Cross-table lateral examinations with a horizontal beam are useful for detecting subtle, early collections of free air, although some clinicians prefer to use lateral decubitus radiographs to detect free air (see the images below). In the presence of peritoneal adhesions, keeping the patient in the decubitus position for a prolonged period ensures that the air moves to the highest point.

Imaging findings
Radiography is sufficient for an accurate diagnosis of NEC; the presence of air on a horizontal-beam radiograph is sufficient for diagnosing a bowel perforation.
Abdominal radiographs may demonstrate multiple dilated bowel loops that display little or no change in location and appearance with sequential studies. Pneumatosis intestinalis—gas in the bowel wall that displays a linear or bubbly pattern—is present in 50-75% of patients. (See the images below.)

Portal venous gas and gallbladder gas are indicative of serious disease. Pneumoperitoneum indicates a bowel perforation. (See the image below.)
Computed tomography (CT) scanning or a water-soluble enema examination may be used to demonstrate pneumatosis or a site of perforation. (See the image below.)

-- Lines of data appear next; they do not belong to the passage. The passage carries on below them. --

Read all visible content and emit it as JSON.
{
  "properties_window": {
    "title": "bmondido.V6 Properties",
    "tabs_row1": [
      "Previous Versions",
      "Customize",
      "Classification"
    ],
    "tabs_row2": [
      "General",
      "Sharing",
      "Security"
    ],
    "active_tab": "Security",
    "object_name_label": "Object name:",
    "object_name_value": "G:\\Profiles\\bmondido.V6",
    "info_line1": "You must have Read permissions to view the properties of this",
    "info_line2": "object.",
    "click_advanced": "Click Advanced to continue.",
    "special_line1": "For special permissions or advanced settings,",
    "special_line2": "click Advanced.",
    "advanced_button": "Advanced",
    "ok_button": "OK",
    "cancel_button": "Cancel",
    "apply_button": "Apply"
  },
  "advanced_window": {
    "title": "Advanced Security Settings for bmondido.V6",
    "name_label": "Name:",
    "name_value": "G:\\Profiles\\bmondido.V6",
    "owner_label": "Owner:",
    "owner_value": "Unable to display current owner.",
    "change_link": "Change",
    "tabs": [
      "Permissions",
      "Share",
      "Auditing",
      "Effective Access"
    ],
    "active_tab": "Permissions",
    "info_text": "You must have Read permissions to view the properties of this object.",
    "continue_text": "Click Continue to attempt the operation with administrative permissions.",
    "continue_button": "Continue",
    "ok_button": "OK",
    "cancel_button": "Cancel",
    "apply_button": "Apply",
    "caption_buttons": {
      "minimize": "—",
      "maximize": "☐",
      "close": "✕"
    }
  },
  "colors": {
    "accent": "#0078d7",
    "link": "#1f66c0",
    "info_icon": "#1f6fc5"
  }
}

A high index of suspicion is essential for the diagnosis of NEC. Although positive radiographic findings are predictive, negative findings do not rule out NEC. Both pneumatosis and portal venous gas are pathognomonic signs of NEC, but their absence or disappearance is not always a positive sign, and therefore improvement should always be assessed clinically. Dilated bowel loops on radiography are a nonspecific sign and may also be present in normal premature babies. True bowel wall thickening is rarely seen in NEC; the term separation of bowel loops is more appropriate and is nonspecific. [14]
Small amounts of free air may not be easily visible on supine abdominal radiographs. Thickening of the bowel wall may not be easily observed in the presence of a dilated bowel.
Abdominal USS is a useful adjunct to X-ray and can provide additional valuable information in patients with NEC.
In a study of preterm infants with NEC stage II or greater, plane abdominal radiography showed bowel loop distention on initial AR may serve as an additional diagnostic tool in the early diagnosis and severity of NEC stages II/III. In preterm infants with surgical NEC, there was a significant increase in the ratio of largest bowel loop diameter to the laterolateral diameter of the peduncle of the first lumbar vertebra (AD/L1 ratio) and the ratio of largest bowel loop diameter to the distance of the upper edge of the first lumbar vertebra and the lower edge of the second one, including the disc space (AD/L1-L2 ratio). [11]
Ultrasonography
Ultrasonography can be used to identify areas of loculation and/or abscess consistent with a walled-off perforation when patients with indolent NEC have scarce gas or a fixed area of radiographic density. Ultrasonography is also excellent for identifying and quantifying ascites. Serial examinations can be used to monitor the progression of ascites as a marker for the disease course. In addition, ultrasonography can be used to visualize portal air, which can easily be seen as bubbles present in the venous system. Abdominal ultrasonography has offers the ability to confirm findings of traditional radiographs (ie, pneumatosis intestinalis, portal venous air) with the added ability to better assess the integrity of the intestinal walls, decreased peristalsis, and bowel wall perfusion. [19, 20, 23, 25, 22, 28]
Abdominal ultrasonography (AUS) can depict bowel wall thickness and echogenicity, free and focal fluid collections, peristalsis, and the presence or absence of bowel wall perfusion using Doppler imaging without the need for ionizing radiation. [9, 23, 24, 25, 26, 27, 22, 28]
Ultrasonographic assessment of major splanchnic vasculature can help differentiate NEC from other disorders that are either more benign or emergent. The orientation of the superior mesenteric artery in relationship to the superior mesenteric vein can provide information regarding the possibility of a malrotation with a subsequent volvulus. If a volvulus is present, the artery and vein are twisted and, at some point in their courses, their orientation switches. This abnormality can be detected, even if the rotation is 360⁰, if the full path of the vessels can be observed.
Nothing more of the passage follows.